Attorneys for the white Dallas police officer who shot and killed an unarmed black man in his apartment asked Monday to have her murder trial moved, claiming the media’s “hysteria and false narratives” have prejudiced potential jurors. 

DALLAS (CN) – Attorneys for the white Dallas police officer who shot and killed an unarmed black man in his apartment asked Monday to have her murder trial moved, claiming the media’s “hysteria and false narratives” have prejudiced potential jurors. 

The attorneys for former police officer Amber Guyger, 30, argue in a motion filed in Dallas County court it is impossible for her to get a fair trial due to the “pervasive, prejudicial and inflammatory” publicity surrounding the case.

“This coverage has ranged from the absurd like what defendant wore to a court-setting to the outrageous like falsehoods about defendant being a racist and comparisons of the incident to ‘… a form of lynching,’ which was inflammatory nonsense published by the Dallas Morning News, a presumably reputable media outlet,” the 94-page motion filed Monday states. 

The motion lists 297 news articles published since Guyger shot and killed Botham Jean, 26, at the South Side Flats apartment complex south of downtown Dallas on Sept. 7, 2018. Guyger has steadfastly claimed she mistook Jean’s apartment for her own, which was located on a different floor of the building.

Jean was employed as an accountant at PricewaterhouseCoopers in Dallas and was a 2016 alumnus of Harding University in Searcy, Arkansas.

Dallas police faced intense scrutiny after they requested the Texas Rangers to conduct an independent investigation that resulted in the initial filing of manslaughter charges, which were upgraded to murder charges two months after the shooting. 

Former Dallas County District Attorney Faith Johnson said at the time that her office had “spirited conversations” with the Rangers about whether to seek a manslaughter or murder charge.

Defense attorneys single out Johnson for spearheading “inflammatory media coverage in the community” in violation of Guyger’s Sixth and Fourteenth Amendment rights. 

The defense also blames several public officials who commented on the shooting. Democratic presidential hopeful and former El Paso congressman Beto O’Rourke called for Guyger’s firing and defense attorneys claim he “perpetrated the false-narrative that defendant shot Mr. Jean because he is black” during a debate with Senator Ted Cruz.

The motion criticizes actress and talk show host Whoopi Goldberg for commenting on the shooting, stating she “never miss[es] the opportunity to inject speculation and nonsense into a narrative.”

“Goldberg laments about a black man ‘smoking (marijuana) while black’ in his home and shouts to the audience, ‘now you understand why people are taking a knee,” the motion states.

“Goldberg also claims that if the situation had been reversed … Mr.
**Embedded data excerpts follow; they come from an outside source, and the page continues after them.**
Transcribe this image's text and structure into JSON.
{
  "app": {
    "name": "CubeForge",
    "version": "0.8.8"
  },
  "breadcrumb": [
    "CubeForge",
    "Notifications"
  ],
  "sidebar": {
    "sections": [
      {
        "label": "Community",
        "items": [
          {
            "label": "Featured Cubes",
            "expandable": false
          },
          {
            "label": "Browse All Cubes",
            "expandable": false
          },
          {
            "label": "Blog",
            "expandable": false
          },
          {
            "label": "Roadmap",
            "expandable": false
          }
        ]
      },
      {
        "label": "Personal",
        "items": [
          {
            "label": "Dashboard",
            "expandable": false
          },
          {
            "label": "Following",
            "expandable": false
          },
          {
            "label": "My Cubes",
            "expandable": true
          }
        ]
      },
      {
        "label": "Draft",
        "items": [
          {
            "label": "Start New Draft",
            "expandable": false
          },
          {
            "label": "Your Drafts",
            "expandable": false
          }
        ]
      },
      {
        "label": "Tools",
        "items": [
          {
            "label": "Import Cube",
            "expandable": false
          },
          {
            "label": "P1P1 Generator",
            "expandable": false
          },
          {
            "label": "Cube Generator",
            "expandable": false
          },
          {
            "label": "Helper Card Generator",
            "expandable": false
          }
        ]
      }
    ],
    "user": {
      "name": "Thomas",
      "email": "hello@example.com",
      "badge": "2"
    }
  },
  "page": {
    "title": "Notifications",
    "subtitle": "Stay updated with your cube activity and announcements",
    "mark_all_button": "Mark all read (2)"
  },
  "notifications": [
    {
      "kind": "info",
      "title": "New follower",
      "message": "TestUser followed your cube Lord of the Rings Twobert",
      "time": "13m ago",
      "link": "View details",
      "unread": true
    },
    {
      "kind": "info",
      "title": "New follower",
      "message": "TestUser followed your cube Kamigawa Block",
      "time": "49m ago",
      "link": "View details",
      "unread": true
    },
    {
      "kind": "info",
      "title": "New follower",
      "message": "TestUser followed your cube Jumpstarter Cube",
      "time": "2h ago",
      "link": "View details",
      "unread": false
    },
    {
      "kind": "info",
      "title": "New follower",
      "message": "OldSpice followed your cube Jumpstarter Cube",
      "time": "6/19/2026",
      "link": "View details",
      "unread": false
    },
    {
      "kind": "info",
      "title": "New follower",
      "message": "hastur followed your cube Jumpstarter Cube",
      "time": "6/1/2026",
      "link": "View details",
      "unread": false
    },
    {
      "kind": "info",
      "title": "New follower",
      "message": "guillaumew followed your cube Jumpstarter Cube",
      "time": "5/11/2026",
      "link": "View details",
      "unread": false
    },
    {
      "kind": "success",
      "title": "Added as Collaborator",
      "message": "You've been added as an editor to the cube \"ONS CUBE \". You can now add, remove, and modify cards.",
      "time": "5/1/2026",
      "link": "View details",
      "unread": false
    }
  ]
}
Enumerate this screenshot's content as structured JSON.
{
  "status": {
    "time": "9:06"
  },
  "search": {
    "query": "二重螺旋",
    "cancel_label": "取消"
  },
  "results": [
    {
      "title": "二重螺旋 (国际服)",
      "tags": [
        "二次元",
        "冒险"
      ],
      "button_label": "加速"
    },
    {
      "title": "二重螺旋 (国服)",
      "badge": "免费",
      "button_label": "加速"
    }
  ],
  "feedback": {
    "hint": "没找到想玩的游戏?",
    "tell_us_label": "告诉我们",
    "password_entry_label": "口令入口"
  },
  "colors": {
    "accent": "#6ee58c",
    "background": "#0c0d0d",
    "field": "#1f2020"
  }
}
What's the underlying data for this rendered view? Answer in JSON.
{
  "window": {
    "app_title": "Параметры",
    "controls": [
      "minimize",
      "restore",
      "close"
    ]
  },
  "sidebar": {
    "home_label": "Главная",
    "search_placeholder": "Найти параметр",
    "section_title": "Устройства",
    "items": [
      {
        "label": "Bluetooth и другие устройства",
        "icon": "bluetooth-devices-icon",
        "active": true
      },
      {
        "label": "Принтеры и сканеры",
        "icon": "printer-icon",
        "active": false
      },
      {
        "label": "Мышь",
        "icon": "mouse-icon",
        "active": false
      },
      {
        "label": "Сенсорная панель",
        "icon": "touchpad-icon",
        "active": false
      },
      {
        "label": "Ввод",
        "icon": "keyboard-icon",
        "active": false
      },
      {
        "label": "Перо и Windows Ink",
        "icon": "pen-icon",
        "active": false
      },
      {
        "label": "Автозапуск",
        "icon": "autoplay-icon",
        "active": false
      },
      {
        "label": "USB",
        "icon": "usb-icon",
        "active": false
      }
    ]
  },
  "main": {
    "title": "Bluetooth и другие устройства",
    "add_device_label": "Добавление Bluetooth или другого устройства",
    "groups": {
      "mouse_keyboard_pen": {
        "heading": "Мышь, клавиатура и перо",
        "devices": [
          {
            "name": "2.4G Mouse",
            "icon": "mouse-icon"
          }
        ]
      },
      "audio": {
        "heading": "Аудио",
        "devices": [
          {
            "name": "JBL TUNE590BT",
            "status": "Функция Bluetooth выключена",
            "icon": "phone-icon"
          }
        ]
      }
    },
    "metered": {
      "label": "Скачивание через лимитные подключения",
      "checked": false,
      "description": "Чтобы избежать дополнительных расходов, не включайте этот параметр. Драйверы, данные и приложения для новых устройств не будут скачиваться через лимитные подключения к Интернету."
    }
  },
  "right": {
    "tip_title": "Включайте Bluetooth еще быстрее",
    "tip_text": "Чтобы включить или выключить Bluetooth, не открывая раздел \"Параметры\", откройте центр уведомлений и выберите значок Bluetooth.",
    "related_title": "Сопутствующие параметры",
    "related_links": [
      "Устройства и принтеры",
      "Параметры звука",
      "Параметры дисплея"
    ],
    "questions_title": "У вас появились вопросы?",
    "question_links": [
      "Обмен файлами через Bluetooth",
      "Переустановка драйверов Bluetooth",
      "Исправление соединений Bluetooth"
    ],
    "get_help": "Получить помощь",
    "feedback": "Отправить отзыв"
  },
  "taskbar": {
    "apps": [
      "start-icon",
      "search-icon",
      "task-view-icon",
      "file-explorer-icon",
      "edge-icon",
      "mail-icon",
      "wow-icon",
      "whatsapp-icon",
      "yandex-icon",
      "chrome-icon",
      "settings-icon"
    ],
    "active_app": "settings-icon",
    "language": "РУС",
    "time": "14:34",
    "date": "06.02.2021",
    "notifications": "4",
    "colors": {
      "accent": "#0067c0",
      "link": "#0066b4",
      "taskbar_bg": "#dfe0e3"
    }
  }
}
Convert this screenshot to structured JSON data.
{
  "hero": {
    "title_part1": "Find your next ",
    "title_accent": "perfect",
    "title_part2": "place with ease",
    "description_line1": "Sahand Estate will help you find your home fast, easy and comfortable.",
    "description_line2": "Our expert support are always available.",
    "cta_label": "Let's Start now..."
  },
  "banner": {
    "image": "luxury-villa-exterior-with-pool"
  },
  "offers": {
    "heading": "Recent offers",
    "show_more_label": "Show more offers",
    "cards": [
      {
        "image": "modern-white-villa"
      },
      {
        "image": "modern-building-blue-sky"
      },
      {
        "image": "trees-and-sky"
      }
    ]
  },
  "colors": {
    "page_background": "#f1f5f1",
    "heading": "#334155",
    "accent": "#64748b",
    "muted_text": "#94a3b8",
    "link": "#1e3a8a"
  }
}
Jean ‘would be hanging somewhere by now,’ apparently meaning that 11 days or less after the shooting Mr. Jean would have been lynched. This is inflammatory and utter nonsense,” the motion continues. 

The defense is asking the court to change venue from Dallas County to the suburbs, in Collin, Grayson, Kaufman, Ellis, Rockwall or Fannin counties. 

Guyger is scheduled to go to trial in September and faces up to life in state prison if convicted.

She was fired three weeks after the shooting after the conclusion of an administrative investigation. Dallas Police Chief U. Renee Hall said Guyger was terminated for engaging “in adverse conduct when she was arrested for manslaughter.”

Jean’s family sued Guyger and the city in federal court in October for wrongful death and violation of his civil rights.